Armorial Bearings of the WYMCC


Blazon

  • Arms: Or, two piles azure, a rose argent barbed and seeded proper.
  • Crest: On a wreath of the colours a mural crown or, standing thereon a lion rampant guardant per fess gules and tenne, crowned or, bearing in its forepaws a rose argent barbed and seeded proper.
  • Supporters: 1. Dexter, a lion rampant guardant per fess gules and sable, armed and langued azure, crowned and charged on the shoulder with a sun in splendour. 2. Sinister a lion rampant guardant fess tenne and vert, armed and langued gules, crowned or, charged on the shoulder with a rose argent barbed and seeded proper. The compartment is representative of the Pennine hills.


Interpretation

The two heraldic charges on the shield form a letter 'W' the initial of 'West', and the white rose is for 'Yorkshire', thus representing heraldically the name of the County. The shield is divided into five parts which stand for the five districts, as do the petals of the rose.

The crest consists of a lion holding in his keeping the emblem of Yorkshire, the White Rose of York, and standing on a mural crown appropriate to the dignity of the County.

The two supporters are lions, as in the crest: British, and long used in many arms in Yorkshire. They are divided horizontally in colour to symbolize the new County District structure of local government, and also the mid-way position of the County in Britain.

The dexter supporter (on the left to the viewer), is in colours representing Industry, and has on its shoulder the sun, source of all energy.
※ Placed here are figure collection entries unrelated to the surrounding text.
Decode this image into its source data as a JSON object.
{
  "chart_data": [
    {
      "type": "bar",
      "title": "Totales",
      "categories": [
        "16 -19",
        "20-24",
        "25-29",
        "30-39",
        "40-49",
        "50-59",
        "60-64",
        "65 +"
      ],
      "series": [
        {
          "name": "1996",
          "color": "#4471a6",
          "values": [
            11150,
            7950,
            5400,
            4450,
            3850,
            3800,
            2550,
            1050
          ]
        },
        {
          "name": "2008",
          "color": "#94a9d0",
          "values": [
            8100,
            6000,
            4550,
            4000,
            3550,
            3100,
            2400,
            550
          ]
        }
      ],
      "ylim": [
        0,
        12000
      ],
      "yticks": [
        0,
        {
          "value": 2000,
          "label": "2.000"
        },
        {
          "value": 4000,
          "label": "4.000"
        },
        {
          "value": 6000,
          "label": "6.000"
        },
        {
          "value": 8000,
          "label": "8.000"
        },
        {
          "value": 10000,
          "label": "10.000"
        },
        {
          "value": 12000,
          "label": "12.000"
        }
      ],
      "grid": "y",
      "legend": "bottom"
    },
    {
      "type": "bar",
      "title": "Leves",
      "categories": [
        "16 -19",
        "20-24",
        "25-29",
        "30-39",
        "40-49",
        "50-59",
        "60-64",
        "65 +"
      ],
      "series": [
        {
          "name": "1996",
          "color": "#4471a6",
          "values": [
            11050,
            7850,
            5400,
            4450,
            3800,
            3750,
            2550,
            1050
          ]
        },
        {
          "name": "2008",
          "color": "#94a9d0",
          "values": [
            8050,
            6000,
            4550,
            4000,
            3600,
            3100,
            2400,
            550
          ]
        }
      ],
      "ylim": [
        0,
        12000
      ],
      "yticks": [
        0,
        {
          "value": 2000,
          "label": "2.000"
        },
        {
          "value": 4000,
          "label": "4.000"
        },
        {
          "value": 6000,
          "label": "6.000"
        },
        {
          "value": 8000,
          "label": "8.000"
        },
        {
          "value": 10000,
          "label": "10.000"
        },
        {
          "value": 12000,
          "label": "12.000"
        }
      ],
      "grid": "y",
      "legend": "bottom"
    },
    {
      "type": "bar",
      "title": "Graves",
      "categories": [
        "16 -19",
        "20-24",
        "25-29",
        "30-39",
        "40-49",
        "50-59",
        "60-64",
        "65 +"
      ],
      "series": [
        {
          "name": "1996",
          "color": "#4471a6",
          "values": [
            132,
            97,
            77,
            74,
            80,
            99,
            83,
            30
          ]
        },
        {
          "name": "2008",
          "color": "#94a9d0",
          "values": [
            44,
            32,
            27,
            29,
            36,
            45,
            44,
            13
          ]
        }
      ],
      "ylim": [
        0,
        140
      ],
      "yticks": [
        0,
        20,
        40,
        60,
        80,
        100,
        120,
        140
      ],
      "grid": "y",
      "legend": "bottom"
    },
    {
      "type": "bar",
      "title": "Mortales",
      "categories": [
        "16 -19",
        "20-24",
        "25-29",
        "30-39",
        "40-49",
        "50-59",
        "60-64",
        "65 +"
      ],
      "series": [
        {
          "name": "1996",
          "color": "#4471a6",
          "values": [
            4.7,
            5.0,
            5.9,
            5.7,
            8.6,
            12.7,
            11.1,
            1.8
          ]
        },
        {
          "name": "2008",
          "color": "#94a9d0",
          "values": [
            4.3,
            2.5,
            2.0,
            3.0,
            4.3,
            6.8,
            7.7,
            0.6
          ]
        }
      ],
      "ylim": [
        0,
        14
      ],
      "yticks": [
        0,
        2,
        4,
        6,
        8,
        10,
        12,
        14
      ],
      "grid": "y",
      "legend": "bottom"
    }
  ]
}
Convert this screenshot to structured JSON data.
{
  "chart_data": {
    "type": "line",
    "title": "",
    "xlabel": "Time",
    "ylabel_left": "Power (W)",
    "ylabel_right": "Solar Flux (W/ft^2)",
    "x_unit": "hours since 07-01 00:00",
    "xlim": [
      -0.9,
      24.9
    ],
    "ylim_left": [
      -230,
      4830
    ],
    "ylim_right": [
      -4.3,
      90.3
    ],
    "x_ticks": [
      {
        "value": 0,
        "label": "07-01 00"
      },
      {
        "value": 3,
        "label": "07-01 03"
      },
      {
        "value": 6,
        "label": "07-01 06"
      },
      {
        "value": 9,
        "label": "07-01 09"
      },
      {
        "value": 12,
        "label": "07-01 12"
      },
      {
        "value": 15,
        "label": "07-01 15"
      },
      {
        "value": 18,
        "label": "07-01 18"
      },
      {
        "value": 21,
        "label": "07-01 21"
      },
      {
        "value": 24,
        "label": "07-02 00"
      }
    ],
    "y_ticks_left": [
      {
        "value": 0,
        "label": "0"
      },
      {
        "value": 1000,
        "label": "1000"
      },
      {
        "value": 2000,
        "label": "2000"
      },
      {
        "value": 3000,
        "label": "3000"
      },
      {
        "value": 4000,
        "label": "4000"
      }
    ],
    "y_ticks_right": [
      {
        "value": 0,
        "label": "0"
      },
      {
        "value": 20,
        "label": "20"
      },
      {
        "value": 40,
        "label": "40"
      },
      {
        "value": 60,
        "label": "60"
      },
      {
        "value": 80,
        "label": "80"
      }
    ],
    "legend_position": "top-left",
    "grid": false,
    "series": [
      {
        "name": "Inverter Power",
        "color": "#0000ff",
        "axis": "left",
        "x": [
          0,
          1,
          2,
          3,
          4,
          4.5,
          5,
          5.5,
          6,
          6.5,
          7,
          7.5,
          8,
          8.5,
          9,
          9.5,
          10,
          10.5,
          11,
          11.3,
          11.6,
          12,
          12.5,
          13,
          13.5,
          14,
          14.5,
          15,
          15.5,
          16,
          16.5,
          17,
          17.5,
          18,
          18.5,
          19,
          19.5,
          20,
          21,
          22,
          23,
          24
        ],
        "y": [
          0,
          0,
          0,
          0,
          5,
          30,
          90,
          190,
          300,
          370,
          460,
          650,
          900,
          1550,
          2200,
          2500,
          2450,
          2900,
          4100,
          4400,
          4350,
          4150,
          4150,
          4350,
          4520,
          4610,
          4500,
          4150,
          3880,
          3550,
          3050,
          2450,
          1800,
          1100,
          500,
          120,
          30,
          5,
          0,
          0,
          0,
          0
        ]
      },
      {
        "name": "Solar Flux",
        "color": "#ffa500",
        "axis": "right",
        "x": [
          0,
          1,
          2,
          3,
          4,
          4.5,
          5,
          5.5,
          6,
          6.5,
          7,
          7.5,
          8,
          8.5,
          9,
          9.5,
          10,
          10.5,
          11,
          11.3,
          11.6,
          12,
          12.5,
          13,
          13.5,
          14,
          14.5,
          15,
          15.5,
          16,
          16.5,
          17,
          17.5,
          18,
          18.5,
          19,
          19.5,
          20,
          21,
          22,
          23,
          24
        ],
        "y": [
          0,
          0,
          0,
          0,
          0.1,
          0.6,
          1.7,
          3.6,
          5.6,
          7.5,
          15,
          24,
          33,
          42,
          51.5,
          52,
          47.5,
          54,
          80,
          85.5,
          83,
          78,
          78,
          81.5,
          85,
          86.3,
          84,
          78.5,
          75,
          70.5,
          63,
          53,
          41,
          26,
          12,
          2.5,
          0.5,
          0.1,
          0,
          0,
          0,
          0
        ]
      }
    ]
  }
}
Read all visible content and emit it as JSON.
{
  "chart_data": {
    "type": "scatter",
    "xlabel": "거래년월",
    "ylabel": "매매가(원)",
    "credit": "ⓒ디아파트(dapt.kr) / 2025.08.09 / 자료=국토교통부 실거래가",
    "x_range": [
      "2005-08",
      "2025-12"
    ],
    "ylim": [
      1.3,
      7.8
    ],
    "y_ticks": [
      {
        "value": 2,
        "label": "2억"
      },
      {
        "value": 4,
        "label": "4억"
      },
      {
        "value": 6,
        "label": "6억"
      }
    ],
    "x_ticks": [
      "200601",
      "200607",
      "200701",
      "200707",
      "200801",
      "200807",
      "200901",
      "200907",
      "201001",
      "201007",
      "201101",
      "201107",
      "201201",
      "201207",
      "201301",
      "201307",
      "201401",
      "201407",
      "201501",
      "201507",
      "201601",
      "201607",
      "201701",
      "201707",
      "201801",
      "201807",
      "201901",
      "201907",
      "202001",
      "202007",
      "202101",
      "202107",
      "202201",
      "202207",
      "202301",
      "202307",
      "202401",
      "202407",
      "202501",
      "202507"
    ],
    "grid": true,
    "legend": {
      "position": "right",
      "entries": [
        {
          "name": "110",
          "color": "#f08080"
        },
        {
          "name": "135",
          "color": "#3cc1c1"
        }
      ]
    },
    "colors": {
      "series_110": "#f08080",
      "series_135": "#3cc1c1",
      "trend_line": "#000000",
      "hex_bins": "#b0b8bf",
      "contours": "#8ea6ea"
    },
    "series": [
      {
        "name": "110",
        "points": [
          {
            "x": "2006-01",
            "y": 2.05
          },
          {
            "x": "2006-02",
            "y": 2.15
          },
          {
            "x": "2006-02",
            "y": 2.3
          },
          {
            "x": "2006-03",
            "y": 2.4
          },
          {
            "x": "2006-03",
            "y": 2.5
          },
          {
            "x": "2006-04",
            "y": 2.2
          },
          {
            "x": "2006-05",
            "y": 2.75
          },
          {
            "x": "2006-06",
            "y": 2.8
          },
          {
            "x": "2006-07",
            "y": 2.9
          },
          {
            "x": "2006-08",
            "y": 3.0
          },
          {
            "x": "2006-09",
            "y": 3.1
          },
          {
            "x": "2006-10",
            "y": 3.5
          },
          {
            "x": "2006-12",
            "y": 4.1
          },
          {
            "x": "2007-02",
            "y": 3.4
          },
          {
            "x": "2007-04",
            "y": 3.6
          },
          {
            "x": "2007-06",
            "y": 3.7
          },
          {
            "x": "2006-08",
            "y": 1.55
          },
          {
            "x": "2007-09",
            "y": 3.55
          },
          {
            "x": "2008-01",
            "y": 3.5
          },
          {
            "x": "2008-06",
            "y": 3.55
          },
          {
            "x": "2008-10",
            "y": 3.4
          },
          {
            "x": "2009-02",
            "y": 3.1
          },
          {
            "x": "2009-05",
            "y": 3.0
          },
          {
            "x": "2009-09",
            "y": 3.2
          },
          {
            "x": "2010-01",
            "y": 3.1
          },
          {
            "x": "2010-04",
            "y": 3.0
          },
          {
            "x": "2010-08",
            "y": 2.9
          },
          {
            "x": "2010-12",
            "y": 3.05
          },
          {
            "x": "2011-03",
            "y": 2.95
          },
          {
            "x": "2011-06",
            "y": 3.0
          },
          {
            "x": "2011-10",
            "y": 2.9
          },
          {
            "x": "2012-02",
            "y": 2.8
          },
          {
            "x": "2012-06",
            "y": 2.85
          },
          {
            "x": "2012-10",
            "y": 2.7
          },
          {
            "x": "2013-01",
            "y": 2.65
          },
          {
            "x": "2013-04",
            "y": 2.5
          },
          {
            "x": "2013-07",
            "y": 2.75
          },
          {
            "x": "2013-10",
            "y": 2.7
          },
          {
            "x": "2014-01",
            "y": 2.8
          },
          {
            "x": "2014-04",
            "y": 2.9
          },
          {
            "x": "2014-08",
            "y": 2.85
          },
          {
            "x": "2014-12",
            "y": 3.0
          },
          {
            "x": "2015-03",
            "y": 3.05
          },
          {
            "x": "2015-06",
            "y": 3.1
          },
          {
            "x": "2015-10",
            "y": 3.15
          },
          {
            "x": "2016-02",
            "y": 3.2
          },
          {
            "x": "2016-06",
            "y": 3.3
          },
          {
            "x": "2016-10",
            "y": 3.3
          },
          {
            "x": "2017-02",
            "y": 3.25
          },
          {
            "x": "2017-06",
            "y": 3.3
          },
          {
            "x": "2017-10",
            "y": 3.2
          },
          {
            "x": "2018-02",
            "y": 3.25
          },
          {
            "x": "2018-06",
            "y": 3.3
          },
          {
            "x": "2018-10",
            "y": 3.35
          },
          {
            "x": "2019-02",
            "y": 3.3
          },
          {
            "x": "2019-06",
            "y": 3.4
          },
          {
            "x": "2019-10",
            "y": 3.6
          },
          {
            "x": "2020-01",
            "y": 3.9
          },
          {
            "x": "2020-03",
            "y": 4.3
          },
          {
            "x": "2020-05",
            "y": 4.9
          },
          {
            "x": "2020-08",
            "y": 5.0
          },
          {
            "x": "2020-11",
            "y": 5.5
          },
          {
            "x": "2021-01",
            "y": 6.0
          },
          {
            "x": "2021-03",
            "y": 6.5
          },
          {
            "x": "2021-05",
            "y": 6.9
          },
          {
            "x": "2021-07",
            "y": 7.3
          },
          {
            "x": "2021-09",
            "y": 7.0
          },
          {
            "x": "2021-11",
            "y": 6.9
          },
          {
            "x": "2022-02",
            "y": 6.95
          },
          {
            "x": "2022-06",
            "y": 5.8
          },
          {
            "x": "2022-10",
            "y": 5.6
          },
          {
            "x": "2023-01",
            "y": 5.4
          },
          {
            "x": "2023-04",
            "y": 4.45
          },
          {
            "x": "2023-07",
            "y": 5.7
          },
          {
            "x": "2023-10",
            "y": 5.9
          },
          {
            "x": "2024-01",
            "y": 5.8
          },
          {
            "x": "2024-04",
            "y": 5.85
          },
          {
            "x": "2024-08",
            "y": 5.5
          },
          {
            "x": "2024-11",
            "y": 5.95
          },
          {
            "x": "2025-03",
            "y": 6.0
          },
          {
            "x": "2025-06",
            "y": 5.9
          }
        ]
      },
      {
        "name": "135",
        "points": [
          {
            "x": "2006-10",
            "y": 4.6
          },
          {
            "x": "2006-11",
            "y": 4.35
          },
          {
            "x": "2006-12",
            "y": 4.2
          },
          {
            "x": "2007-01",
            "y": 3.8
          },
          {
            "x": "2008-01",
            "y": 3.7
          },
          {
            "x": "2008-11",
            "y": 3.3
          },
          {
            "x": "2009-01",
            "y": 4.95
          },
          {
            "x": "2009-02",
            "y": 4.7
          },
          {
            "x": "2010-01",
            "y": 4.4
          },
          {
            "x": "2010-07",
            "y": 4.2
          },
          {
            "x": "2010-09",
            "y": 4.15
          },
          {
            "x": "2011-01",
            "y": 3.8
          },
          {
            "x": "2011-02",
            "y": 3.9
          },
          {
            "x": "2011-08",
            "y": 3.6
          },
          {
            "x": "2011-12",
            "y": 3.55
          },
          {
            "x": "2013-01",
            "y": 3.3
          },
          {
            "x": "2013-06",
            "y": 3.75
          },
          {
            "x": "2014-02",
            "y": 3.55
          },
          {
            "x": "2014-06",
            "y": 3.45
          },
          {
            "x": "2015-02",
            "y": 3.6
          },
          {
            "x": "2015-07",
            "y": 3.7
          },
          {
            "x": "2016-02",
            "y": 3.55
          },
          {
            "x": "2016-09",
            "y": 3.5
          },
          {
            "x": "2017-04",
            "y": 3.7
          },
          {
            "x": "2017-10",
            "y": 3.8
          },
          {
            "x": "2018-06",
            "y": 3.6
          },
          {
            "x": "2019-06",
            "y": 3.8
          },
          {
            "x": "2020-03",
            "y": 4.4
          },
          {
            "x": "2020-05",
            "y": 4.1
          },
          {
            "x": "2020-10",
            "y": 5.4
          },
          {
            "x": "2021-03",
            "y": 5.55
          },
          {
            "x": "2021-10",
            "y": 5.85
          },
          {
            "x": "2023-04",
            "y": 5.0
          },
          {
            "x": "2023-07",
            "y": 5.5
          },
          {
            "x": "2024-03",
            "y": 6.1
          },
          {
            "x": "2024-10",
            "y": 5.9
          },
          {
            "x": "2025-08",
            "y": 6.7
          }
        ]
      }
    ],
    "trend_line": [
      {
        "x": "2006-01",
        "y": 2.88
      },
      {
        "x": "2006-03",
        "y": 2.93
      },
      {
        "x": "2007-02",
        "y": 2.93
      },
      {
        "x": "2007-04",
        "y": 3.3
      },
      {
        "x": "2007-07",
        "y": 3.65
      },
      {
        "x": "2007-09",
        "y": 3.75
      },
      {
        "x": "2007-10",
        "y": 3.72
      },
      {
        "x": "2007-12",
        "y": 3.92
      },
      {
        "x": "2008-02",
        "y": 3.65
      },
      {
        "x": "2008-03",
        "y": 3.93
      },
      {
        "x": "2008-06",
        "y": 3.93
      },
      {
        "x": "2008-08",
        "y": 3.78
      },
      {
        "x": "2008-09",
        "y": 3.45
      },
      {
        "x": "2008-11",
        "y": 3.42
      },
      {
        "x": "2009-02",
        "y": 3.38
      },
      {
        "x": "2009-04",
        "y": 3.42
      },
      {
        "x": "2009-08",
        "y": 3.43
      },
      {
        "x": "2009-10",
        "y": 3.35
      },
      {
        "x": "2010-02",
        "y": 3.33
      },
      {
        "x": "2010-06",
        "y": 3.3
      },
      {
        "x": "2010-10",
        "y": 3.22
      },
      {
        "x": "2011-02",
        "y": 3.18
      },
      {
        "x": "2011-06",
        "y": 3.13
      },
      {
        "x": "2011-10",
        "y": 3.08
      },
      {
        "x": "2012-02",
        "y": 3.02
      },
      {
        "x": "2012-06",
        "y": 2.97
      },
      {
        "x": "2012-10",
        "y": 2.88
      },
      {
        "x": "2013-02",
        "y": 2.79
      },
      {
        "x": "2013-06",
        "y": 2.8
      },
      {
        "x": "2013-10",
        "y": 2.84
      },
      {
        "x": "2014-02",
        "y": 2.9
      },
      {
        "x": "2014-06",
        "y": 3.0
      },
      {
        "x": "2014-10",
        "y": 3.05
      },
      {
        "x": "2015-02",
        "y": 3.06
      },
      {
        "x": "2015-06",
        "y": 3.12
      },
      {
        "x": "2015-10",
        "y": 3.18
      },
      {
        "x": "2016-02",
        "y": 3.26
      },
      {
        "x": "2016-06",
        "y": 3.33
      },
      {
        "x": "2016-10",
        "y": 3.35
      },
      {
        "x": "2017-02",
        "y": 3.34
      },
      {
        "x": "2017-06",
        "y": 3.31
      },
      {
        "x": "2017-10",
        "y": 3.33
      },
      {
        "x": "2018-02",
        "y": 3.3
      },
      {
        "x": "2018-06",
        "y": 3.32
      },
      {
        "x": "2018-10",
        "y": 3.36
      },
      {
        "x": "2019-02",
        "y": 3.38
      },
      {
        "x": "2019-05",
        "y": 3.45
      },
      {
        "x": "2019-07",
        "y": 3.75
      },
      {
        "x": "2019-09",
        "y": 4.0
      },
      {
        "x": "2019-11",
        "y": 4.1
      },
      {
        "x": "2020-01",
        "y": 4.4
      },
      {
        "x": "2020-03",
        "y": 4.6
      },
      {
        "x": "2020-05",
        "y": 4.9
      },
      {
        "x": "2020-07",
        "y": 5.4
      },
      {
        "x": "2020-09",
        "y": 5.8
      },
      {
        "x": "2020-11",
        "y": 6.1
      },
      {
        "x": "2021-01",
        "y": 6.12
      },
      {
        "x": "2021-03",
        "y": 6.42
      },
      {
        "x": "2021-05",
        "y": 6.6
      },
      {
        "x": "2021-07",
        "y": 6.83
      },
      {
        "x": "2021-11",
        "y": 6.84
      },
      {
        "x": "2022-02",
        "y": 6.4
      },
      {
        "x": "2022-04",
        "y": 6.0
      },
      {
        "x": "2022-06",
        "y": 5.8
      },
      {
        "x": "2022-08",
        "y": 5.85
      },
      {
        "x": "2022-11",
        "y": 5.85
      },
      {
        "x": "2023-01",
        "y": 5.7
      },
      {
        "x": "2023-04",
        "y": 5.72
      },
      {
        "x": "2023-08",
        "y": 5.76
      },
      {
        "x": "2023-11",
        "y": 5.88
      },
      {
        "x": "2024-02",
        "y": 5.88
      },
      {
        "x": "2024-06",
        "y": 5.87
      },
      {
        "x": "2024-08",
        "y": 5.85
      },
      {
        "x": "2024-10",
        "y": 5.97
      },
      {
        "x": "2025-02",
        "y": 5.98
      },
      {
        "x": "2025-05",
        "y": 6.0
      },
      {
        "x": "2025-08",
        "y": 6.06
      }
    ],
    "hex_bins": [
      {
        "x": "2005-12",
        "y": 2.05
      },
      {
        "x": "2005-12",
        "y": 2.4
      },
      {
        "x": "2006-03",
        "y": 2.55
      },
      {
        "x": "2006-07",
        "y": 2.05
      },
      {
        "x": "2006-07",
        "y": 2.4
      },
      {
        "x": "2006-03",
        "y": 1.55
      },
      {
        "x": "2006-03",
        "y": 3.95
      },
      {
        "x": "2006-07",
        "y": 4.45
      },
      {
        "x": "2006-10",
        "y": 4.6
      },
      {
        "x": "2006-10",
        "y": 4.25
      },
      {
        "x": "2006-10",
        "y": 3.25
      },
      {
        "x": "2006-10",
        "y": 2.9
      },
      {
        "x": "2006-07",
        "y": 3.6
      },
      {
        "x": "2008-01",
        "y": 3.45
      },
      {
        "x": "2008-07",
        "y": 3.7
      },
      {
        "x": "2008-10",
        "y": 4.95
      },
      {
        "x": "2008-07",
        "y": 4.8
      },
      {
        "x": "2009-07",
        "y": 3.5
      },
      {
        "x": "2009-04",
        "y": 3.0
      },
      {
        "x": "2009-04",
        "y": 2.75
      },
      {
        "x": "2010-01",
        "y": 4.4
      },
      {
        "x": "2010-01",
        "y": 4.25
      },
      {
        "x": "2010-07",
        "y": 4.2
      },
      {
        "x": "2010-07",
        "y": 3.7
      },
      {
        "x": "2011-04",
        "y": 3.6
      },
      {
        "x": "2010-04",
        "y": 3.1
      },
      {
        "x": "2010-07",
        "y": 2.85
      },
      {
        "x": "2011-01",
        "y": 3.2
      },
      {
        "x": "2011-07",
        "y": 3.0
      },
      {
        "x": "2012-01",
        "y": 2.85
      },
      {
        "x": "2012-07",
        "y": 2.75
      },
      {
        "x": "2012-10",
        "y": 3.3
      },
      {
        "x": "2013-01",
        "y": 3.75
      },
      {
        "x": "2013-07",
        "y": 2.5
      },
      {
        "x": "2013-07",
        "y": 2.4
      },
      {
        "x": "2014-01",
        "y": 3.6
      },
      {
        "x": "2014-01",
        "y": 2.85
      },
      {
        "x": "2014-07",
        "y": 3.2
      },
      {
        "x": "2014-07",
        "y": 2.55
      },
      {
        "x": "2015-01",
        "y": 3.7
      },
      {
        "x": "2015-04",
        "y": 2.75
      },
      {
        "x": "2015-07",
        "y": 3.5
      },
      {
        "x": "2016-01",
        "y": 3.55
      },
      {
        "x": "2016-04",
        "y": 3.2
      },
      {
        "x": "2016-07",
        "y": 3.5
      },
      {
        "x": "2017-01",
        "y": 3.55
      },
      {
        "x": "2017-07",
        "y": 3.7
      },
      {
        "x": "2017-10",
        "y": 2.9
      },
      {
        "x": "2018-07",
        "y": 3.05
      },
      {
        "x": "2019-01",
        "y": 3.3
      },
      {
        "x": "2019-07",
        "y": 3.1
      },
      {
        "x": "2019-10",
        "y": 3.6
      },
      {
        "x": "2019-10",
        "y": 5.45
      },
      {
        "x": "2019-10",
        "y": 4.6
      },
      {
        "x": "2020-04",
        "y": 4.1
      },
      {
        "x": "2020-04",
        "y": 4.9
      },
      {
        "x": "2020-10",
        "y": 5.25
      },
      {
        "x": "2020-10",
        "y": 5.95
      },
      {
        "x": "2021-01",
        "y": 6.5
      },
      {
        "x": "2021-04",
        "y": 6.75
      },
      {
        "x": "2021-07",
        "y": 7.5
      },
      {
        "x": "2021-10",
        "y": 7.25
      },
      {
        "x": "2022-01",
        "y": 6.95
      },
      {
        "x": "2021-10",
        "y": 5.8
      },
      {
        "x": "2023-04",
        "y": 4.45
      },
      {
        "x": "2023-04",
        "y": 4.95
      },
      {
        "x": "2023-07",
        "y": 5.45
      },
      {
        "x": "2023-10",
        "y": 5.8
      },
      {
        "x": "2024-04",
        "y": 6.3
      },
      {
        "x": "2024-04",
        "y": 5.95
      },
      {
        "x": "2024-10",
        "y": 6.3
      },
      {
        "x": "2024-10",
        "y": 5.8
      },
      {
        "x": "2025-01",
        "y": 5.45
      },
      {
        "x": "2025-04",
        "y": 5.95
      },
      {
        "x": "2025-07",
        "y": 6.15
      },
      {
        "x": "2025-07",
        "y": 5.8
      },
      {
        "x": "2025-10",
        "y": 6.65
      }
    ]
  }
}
The sinister supporter's colours are for Agriculture, and it bears a white rose for the countryside.

The base represents the Pennine hills, so much a feature of the County and carries a simple scroll with the motto 'By Effort Achieve'.


The Armorial Bearings were devised by Mr Ernest Spencer, of Leeds and were approved by the College of Heralds in 1974.


(Taken from a West Yorkshire Metropolitan County Council postcard).